Jennifer Freyd, a University of Oregon psychology professor and leading expert on the theory, testified how betrayal trauma has since evolved to include adults who are victims of physical and emotional abuse as well as infidelity. Some victims of betrayal suffer memory loss, though there’s no evidence of that in Martin’s case.

Freyd said Martin had suffered emotional abuse leading up to her husband’s admission of the affair, and that the heartbreak caused her to dissociate from reality. Therefore, she couldn’t form the intent to try to kill him, by Freyd’s theory.

Heartache doesn’t give you license to shoot someone, nor does it mean you can’t form intent, said Senior Deputy Prosecutor John Fairgrieve. He called two witnesses, including a Western State Hospital psychologist, to testify Wednesday about how betrayal trauma is relatively unknown in the psychology community. It’s also not listed in the DSM-IV, a guidebook psychologists use in diagnosing patients.

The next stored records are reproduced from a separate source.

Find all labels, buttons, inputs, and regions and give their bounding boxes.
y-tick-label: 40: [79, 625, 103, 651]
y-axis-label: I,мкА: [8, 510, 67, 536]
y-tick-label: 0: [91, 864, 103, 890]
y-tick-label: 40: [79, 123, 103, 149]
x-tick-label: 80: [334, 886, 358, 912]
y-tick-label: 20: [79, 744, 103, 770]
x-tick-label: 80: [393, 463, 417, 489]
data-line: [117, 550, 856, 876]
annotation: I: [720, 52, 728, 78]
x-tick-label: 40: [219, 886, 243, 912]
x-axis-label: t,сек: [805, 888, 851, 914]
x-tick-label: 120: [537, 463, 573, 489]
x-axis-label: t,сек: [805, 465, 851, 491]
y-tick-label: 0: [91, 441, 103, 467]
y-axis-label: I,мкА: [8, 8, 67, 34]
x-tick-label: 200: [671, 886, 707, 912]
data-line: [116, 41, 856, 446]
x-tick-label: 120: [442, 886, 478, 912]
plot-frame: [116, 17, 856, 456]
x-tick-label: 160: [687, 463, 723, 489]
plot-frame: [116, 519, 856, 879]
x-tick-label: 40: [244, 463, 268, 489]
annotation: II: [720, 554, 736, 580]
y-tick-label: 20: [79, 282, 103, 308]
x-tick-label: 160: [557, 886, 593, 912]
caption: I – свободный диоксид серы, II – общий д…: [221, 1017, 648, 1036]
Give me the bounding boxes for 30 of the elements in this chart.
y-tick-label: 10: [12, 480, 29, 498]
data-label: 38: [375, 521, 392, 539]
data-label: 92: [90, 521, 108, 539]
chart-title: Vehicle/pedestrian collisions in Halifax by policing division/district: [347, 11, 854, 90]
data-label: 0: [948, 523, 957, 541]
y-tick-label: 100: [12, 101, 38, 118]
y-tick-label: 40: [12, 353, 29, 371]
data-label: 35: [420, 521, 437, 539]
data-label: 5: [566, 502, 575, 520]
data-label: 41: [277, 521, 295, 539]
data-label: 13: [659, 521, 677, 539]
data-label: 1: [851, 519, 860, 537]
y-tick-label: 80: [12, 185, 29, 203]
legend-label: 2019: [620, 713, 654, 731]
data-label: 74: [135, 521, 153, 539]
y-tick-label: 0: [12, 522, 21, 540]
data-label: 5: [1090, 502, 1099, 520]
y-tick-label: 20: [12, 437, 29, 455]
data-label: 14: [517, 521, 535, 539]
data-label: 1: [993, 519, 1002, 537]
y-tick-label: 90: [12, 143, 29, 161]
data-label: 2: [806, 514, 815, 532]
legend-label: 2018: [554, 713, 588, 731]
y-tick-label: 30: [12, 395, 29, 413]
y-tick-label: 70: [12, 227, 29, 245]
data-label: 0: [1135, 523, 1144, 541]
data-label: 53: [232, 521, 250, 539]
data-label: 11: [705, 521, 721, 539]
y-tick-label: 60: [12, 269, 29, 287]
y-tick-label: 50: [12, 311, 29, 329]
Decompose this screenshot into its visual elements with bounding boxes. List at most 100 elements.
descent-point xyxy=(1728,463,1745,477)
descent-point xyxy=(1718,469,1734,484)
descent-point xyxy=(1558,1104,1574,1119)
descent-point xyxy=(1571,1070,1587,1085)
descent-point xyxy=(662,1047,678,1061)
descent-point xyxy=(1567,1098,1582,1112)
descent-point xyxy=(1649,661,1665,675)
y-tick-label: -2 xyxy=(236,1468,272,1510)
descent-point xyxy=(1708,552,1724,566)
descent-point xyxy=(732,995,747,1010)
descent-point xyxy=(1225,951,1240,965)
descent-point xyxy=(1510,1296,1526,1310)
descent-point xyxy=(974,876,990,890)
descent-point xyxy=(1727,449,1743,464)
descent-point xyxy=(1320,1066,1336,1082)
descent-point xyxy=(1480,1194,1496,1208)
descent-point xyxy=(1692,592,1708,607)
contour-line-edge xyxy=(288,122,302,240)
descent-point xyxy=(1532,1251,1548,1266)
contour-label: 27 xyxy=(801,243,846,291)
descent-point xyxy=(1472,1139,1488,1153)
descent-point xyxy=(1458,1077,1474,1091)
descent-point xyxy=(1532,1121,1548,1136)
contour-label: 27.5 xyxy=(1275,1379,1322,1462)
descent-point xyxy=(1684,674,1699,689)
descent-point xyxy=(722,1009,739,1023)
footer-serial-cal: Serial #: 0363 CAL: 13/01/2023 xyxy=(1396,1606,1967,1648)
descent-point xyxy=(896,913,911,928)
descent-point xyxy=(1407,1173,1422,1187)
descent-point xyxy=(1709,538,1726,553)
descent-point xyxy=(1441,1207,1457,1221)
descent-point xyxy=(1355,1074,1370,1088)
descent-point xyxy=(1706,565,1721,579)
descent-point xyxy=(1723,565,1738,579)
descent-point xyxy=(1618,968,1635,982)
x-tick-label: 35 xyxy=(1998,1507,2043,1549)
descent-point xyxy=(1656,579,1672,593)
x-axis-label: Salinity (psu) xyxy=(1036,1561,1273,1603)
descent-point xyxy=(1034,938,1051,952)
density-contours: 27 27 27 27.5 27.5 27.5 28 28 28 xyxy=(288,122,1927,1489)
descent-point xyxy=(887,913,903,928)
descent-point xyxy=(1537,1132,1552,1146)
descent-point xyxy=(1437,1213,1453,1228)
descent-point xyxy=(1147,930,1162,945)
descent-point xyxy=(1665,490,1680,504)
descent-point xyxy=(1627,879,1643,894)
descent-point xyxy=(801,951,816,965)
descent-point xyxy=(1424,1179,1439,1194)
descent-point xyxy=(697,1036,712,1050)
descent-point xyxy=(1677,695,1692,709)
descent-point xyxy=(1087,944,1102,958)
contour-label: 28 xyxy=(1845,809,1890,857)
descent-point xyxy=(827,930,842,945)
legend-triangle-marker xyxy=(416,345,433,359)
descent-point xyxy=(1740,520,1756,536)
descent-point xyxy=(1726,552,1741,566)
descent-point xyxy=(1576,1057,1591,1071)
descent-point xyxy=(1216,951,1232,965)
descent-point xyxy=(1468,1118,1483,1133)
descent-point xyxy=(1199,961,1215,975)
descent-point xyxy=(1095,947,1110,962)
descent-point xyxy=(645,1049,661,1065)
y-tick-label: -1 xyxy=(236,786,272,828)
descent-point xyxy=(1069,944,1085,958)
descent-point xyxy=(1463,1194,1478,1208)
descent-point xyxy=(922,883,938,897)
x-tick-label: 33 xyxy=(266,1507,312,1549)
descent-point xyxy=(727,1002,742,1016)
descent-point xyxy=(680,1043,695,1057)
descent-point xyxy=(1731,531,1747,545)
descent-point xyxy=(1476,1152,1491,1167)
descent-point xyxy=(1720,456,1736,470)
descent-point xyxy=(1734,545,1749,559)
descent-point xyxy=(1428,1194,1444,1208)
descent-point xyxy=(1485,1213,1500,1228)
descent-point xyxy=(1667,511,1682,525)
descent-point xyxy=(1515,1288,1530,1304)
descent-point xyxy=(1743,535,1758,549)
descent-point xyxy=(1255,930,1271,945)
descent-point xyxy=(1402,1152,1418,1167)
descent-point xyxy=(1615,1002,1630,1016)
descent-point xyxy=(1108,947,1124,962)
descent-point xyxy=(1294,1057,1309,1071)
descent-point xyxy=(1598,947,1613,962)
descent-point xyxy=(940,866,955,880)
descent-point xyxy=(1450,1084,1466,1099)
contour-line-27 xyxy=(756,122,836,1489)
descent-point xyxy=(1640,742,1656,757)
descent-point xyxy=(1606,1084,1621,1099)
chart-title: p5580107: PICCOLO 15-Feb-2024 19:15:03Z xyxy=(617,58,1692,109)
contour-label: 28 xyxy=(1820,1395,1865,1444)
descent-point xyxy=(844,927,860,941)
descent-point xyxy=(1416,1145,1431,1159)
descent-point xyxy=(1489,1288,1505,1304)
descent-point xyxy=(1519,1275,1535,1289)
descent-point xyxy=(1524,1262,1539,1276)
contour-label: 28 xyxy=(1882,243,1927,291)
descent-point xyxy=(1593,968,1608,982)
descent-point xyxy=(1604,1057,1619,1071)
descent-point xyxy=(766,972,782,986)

“The most glaring error is that there is no prior record of this defense being raised in any courtroom in the United States,” Fairgrieve said. The only exception, he added, is that it was once used in federal court to explain why a sexual assault victim delayed reporting the incident.

Most psychologists aware of the theory are among a close-knit group who focus on trauma behavior or are students of Freyd, he said.

Marilyn Ronnei, a Western State Hospital psychologist, said she consulted numerous colleagues at the state hospital and none of them had heard of the theory. She evaluated Martin last year and diagnosed the woman with alcohol abuse, marijuana drug abuse and depression. While Ronnei said Martin seemed detached from the incident, Ronnei thought she was clearly aware of the shooting.

“She did at times say things like, ‘This doesn’t seem real,’” Ronnei said. “However, she had intact reasoning and goal-directed behavior.”

To wrap up the hearing, attorney McDonald plans to call a Seattle forensic psychologist to the stand today. It is unknown whether Johnson will make a ruling today or in a written opinion on a later date.